The one saving grace has been that the uppermost levels of the political elite in the Party have maintained unity, despite the unexpected series of events. Not one has given any overt sign of having misgivings about the treatment of Bo, nor of how the transition process is playing out. The only distinctive voice is that of Premier Wen Jiabao, who has talked in more detail about the need for deeper reform in the area of rule of law – but this is something he has been saying for some time. Everyone else has kept to the same strict tune – everything is fine, the Party is concentrating on economic development, and the strategy to become a middle-income country by 2020 is well on track.

The only problem, of course, is that change of leadership or not, China is in the midst of a very profound transition. This transition began over three decades ago with a turn away from autarkic Maoism, and is steering the country towards a strange hybrid of public adherence by elites to rhetorical Communism, but private allowance of a more and more diverse, private-sector driven economy. The political results are being worked out now, and manifest themselves in the sharp clashes between different social groups visible in protest figures (which have risen each year since the late 1990s), and in the increasing voices from within the Party itself dissenting from the main line of policy and advocating for change beyond the realm of economics.

These are not just middle to low ranking figures. Xi Jinping himself – heir apparent to Hu – reportedly met an academic before his mysterious disappearance in late August, and spoke of the need for faster, deeper and wider reaching reform. The problem is that saying reform is necessary is a position almost everyone would sign up to in China. The question is what kinds of reforms, where, and in what timescale? Once one moves from aspiration to implementation then issues grow very tricky. There is no consensus on which areas are best to look at first, how quickly, and in what way. Take Wen’s lead and do something about creating independent, better funded courts? Free up restrictions on rights to property, or undertake deep pension reform by creating a proper national self-funded system? Do something about China’s strange current system where most people pay little to no private tax, but save for the sorts of health and educational public goods that other systems fund through taxation? Give a stronger political role and voice to civil society or non-state business groups?

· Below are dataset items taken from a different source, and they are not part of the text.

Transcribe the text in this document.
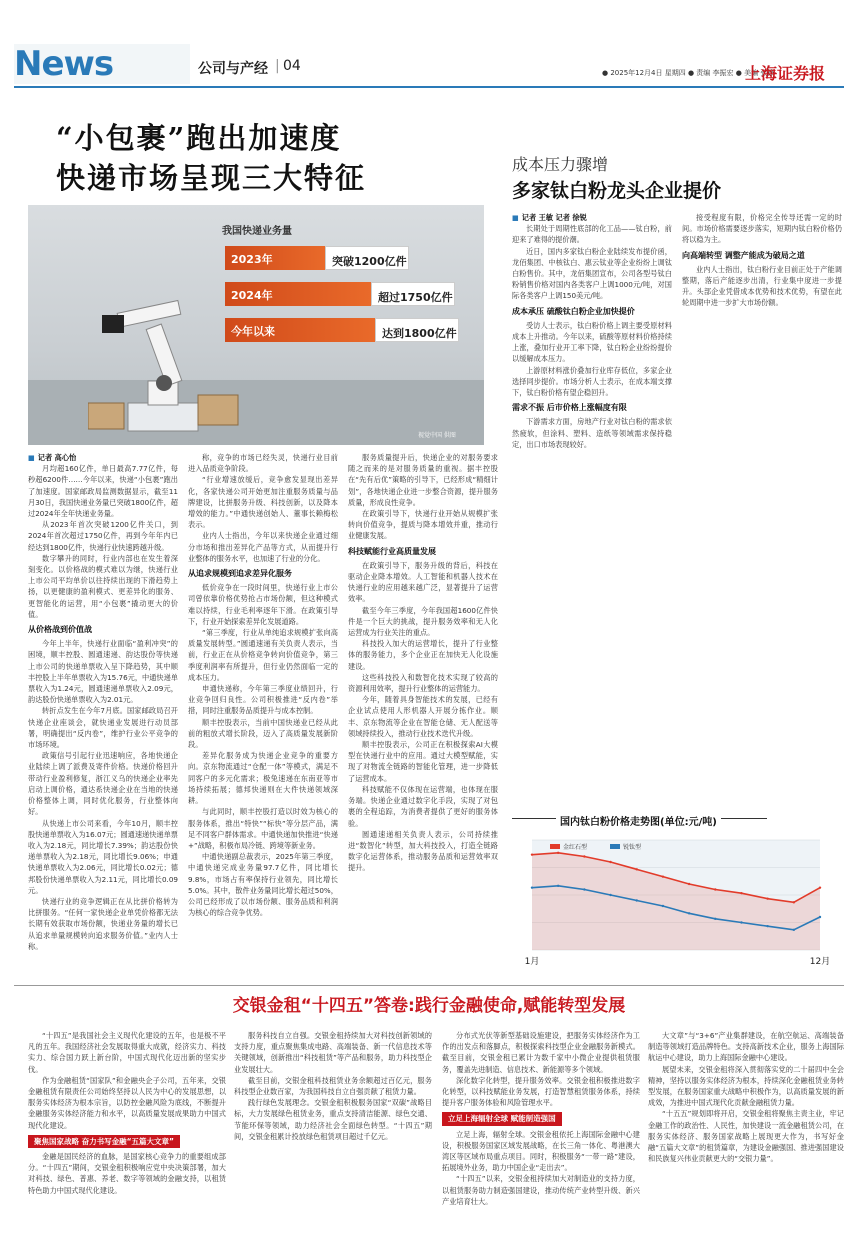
News	公司与产经
| 04	● 2025年12月4日 星期四 ● 责编 李振宏 ● 美编 张锋
上海证券报
“小包裹”跑出加速度
快递市场呈现三大特征
视觉中国 供图
我国快递业务量
2023年	突破1200亿件
2024年	超过1750亿件
今年以来	达到1800亿件
成本压力骤增
多家钛白粉龙头企业提价
■ 记者 高心怡

月均超160亿件，单日最高7.77亿件，每秒超6200件……今年以来，快递“小包裹”跑出了加速度。国家邮政局监测数据显示，截至11月30日，我国快递业务量已突破1800亿件，超过2024年全年快递业务量。

从2023年首次突破1200亿件关口，到2024年首次超过1750亿件，再到今年年内已经达到1800亿件，快递行业快速跨越升级。

数字攀升的同时，行业内部也在发生着深刻变化。以价格战的模式难以为继，快递行业上市公司平均单价以往持续出现的下滑趋势上扬，以更健康的盈利模式、更差异化的服务、更智能化的运营，用“小包裹”撬动更大的价值。

从价格战到价值战

今年上半年，快递行业面临“盈利冲突”的困境，顺丰控股、圆通速递、韵达股份等快递上市公司的快递单票收入呈下降趋势，其中顺丰控股上半年单票收入为15.76元，中通快递单票收入为1.24元，圆通速递单票收入2.09元，韵达股份快递单票收入为2.01元。

转折点发生在今年7月底。国家邮政局召开快递企业座谈会，就快递业发展进行动员部署，明确提出“反内卷”，维护行业公平竞争的市场环境。

政策信号引起行业迅速响应，各地快递企业陆续上调了派费及寄件价格。快递价格回升带动行业盈利修复，浙江义乌的快递企业率先启动上调价格，通达系快递企业在当地的快递价格整体上调，同时优化服务，行业整体向好。

从快递上市公司来看，今年10月，顺丰控股快递单票收入为16.07元；圆通速递快递单票收入为2.18元，同比增长7.39%；韵达股份快递单票收入为2.18元，同比增长9.06%；申通快递单票收入为2.06元，同比增长0.02元；德邦股份快递单票收入为2.11元，同比增长0.09元。

快递行业的竞争逻辑正在从比拼价格转为比拼服务。“任何一家快递企业单凭价格都无法长期有效获取市场份额，快递业务量的增长已从追求单量规模转向追求服务价值。”业内人士称。

称，竞争的市场已经失灵，快递行业目前进入品质竞争阶段。

“行业增速放缓后，竞争愈发显现出差异化，各家快递公司开始更加注重服务质量与品牌建设，比拼服务升级、科技创新，以及降本增效的能力。”中通快递创始人、董事长赖梅松表示。

业内人士指出，今年以来快递企业通过细分市场和推出差异化产品等方式，从而提升行业整体的服务水平，也加速了行业的分化。

从追求规模到追求差异化服务

低价竞争在一段时间里，快递行业上市公司曾依靠价格优势抢占市场份额，但这种模式难以持续，行业毛利率逐年下滑。在政策引导下，行业开始探索差异化发展道路。

“第三季度，行业从单纯追求规模扩张向高质量发展转型。”圆通速递有关负责人表示，当前，行业正在从价格竞争转向价值竞争，第三季度利润率有所提升，但行业仍然面临一定的成本压力。

申通快递称，今年第三季度业绩回升，行业竞争回归良性。公司积极推进“反内卷”举措，同时注重服务品质提升与成本控制。

顺丰控股表示，当前中国快递业已经从此前的粗放式增长阶段，迈入了高质量发展新阶段。

差异化服务成为快递企业竞争的重要方向。京东物流通过“仓配一体”等模式，满足不同客户的多元化需求；极兔速递在东南亚等市场持续拓展；德邦快递则在大件快递领域深耕。

与此同时，顺丰控股打造以时效为核心的服务体系，推出“特快”“标快”等分层产品，满足不同客户群体需求。中通快递加快推进“快递+”战略，积极布局冷链、跨境等新业务。

中通快递副总裁表示，2025年第三季度，中通快递完成业务量97.7亿件，同比增长9.8%，市场占有率保持行业领先，同比增长5.0%。其中，散件业务量同比增长超过50%，公司已经形成了以市场份额、服务品质和利润为核心的综合竞争优势。

服务质量提升后，快递企业的对服务要求随之而来的是对服务质量的重视。据丰控股在“先有后优”策略的引导下，已经形成“精细计划”，各地快递企业进一步整合资源，提升服务质量，形成良性竞争。

在政策引导下，快递行业开始从规模扩张转向价值竞争，提质与降本增效并重，推动行业健康发展。

科技赋能行业高质量发展

在政策引导下，服务升级的背后，科技在驱动企业降本增效。人工智能和机器人技术在快递行业的应用越来越广泛，显著提升了运营效率。

截至今年三季度，今年我国超1600亿件快件是一个巨大的挑战，提升服务效率和无人化运营成为行业关注的重点。

科技投入加大的运营增长，提升了行业整体的服务能力，多个企业正在加快无人化设施建设。

这些科技投入和数智化技术实现了较高的资源利用效率，提升行业整体的运营能力。

今年，随着具身智能技术的发展，已经有企业试点使用人形机器人开展分拣作业。顺丰、京东物流等企业在智能仓储、无人配送等领域持续投入，推动行业技术迭代升级。

顺丰控股表示，公司正在积极探索AI大模型在快递行业中的应用。通过大模型赋能，实现了对物流全链路的智能化管理，进一步降低了运营成本。

科技赋能不仅体现在运营端，也体现在服务端。快递企业通过数字化手段，实现了对包裹的全程追踪，为消费者提供了更好的服务体验。

圆通速递相关负责人表示，公司持续推进“数智化”转型，加大科技投入，打造全链路数字化运营体系，推动服务品质和运营效率双提升。

■ 记者 王敏 记者 徐锐

长期处于周期性底部的化工品——钛白粉，前迎来了难得的提价潮。

近日，国内多家钛白粉企业陆续发布提价函，龙佰集团、中核钛白、惠云钛业等企业纷纷上调钛白粉售价。其中，龙佰集团宣布，公司各型号钛白粉销售价格对国内各类客户上调1000元/吨，对国际各类客户上调150美元/吨。

成本承压 硫酸钛白粉企业加快提价

受访人士表示，钛白粉价格上调主要受原材料成本上升推动。今年以来，硫酸等原材料价格持续上涨，叠加行业开工率下降，钛白粉企业纷纷提价以缓解成本压力。

上游原材料涨价叠加行业库存低位，多家企业选择同步提价。市场分析人士表示，在成本端支撑下，钛白粉价格有望企稳回升。

需求不振 后市价格上涨幅度有限

下游需求方面，房地产行业对钛白粉的需求依然疲软，但涂料、塑料、造纸等领域需求保持稳定，出口市场表现较好。

接受程度有限，价格完全传导还需一定的时间。市场价格需要逐步落实，短期内钛白粉价格仍将以稳为主。

向高端转型 调整产能成为破局之道

业内人士指出，钛白粉行业目前正处于产能调整期，落后产能逐步出清，行业集中度进一步提升。头部企业凭借成本优势和技术优势，有望在此轮周期中进一步扩大市场份额。

国内钛白粉价格走势图(单位:元/吨)
金红石型	锐钛型
1月	12月
交银金租“十四五”答卷:践行金融使命,赋能转型发展

“十四五”是我国社会主义现代化建设的五年，也是极不平凡的五年。我国经济社会发展取得重大成就，经济实力、科技实力、综合国力跃上新台阶，中国式现代化迈出新的坚实步伐。

作为金融租赁“国家队”和金融央企子公司，五年来，交银金融租赁有限责任公司始终坚持以人民为中心的发展思想，以服务实体经济为根本宗旨，以防控金融风险为底线，不断提升金融服务实体经济能力和水平，以高质量发展成果助力中国式现代化建设。

聚焦国家战略 奋力书写金融“五篇大文章”

金融是国民经济的血脉，是国家核心竞争力的重要组成部分。“十四五”期间，交银金租积极响应党中央决策部署，加大对科技、绿色、普惠、养老、数字等领域的金融支持，以租赁特色助力中国式现代化建设。

服务科技自立自强。交银金租持续加大对科技创新领域的支持力度，重点聚焦集成电路、高端装备、新一代信息技术等关键领域，创新推出“科技租赁”等产品和服务，助力科技型企业发展壮大。

截至目前，交银金租科技租赁业务余额超过百亿元，服务科技型企业数百家，为我国科技自立自强贡献了租赁力量。

践行绿色发展理念。交银金租积极服务国家“双碳”战略目标，大力发展绿色租赁业务，重点支持清洁能源、绿色交通、节能环保等领域，助力经济社会全面绿色转型。“十四五”期间，交银金租累计投放绿色租赁项目超过千亿元。

分布式光伏等新型基础设施建设，把服务实体经济作为工作的出发点和落脚点，积极探索科技型企业金融服务新模式。截至目前，交银金租已累计为数千家中小微企业提供租赁服务，覆盖先进制造、信息技术、新能源等多个领域。

深化数字化转型，提升服务效率。交银金租积极推进数字化转型，以科技赋能业务发展，打造智慧租赁服务体系，持续提升客户服务体验和风险管理水平。

立足上海辐射全球 赋能制造强国

立足上海，辐射全球。交银金租依托上海国际金融中心建设，积极服务国家区域发展战略，在长三角一体化、粤港澳大湾区等区域布局重点项目。同时，积极服务“一带一路”建设，拓展境外业务，助力中国企业“走出去”。

“十四五”以来，交银金租持续加大对制造业的支持力度，以租赁服务助力制造强国建设，推动传统产业转型升级、新兴产业培育壮大。

大文章”与“3+6”产业集群建设，在航空航运、高端装备制造等领域打造品牌特色。支持高新技术企业，服务上海国际航运中心建设，助力上海国际金融中心建设。

展望未来，交银金租将深入贯彻落实党的二十届四中全会精神，坚持以服务实体经济为根本，持续深化金融租赁业务转型发展，在服务国家重大战略中积极作为，以高质量发展的新成效，为推进中国式现代化贡献金融租赁力量。

“十五五”规划即将开启，交银金租将聚焦主责主业，牢记金融工作的政治性、人民性，加快建设一流金融租赁公司，在服务实体经济、服务国家战略上展现更大作为，书写好金融“五篇大文章”的租赁篇章，为建设金融强国、推进强国建设和民族复兴伟业贡献更大的“交银力量”。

The list could go on. The brute fact is that, so far, none of these enjoy political consensus amongst the elite. Choice in any one area would mean sacrificing some of the vested interests of powerful groups. A common vested interest is what has held the class together so far. Having a leader who is willing to pick fights with any one of these groups – be it social, regional or institutional – in order to push the policy agenda in a particular direction, would be important. But there is no evidence to date that the likely new leaders are going to have the imagination or courage to do so, at least not in the short term.

In the medium term, two simple possibilities exist. Either to assert some sort of prioritization so that the incoming leadership can attack some areas of the menu of issues listed above that need reformist attention, or otherwise have their hand forced by a crisis that allows no choice but to act. In his period in power, Hu has had the luxury of being a control freak. It is hard to see this being extended to his successors. For them, it will be about the usual business of politics anywhere – making choices, trying to spell out the basis for decision making, and convincing key people around them to work with this approach.